For smaller measures, such as one or two fillings, hypnosis is a particularly good treatment support. However, if extensive surgical measures are required (e.g. removal of all wisdom teeth, removal of multiple root remains, revision of the maxillary sinus, etc.), hypnosis is not sufficient. Anesthesia must then be used here. In principle, in this context, it is important to note that anesthesia – if medically indicated – is also a health insurance benefit. Health insurers understand very well that, when in doubt, it makes more sense to pay for anesthesia than to pay for a hospital stay two or three weeks later.

Extensive rehabilitation can then be carried out as part of an operation under intubation anesthesia in a specialized center. During the first main session, destroyed teeth are removed, fillings are inserted, root canal treatments or root tip resections are performed. Further measures such as B. Periodontitis treatment or more extensive prosthetic measures must be carried out later. It has often been found that after successful treatment under anesthesia, during which major painful lesions have been removed, the patient regains confidence in dentistry and overcomes the fear of being treated under local anesthesia for minor procedures.

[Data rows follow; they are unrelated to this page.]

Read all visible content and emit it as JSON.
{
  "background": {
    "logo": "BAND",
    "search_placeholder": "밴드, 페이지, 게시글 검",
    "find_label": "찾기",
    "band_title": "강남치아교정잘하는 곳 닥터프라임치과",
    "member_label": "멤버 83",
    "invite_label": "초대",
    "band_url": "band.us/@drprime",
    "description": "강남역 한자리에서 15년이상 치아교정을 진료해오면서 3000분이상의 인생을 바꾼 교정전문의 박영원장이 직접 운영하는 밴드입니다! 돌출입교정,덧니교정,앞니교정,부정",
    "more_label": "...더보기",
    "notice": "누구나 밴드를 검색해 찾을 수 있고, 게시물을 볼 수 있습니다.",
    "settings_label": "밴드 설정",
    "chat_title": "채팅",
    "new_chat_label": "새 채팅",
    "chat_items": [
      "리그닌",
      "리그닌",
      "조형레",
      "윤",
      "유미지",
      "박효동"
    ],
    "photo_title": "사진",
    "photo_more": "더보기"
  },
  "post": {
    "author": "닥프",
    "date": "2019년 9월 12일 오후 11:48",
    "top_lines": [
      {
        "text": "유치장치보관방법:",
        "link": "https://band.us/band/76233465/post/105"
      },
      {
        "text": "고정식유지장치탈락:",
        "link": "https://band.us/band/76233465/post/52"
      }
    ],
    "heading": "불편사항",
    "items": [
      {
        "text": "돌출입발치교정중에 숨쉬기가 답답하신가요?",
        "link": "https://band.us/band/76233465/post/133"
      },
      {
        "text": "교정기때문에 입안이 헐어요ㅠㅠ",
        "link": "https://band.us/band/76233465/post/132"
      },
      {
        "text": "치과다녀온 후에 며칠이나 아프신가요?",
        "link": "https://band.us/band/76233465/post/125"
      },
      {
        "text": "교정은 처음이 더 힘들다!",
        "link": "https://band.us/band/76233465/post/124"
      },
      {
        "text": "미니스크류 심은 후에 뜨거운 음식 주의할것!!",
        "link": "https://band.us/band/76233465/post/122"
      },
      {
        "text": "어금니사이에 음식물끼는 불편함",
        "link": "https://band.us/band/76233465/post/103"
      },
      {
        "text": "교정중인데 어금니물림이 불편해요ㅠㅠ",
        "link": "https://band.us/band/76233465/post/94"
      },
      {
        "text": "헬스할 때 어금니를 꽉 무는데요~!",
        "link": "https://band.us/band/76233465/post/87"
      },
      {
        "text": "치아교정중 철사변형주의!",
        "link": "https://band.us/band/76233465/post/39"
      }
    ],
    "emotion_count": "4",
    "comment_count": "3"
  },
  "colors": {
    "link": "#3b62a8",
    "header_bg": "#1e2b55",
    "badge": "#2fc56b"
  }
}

Therefore, it is important not to give up hope on dental restoration if you are a fearful patient, but rather to ask about suitable treatment options. The best way to do this is via the Internet or the telephone directory, where today there are centers in almost every major city that are prepared for this extensive and time-consuming therapy. However, it is also important to involve family members in treatment. Often it is the wife or parents who convince the anxious patient to try treatment under anesthesia.

In the case of young children, this also offers the opportunity to avoid traumatizing the child at the dentist and thus have one less anxious patient in the future.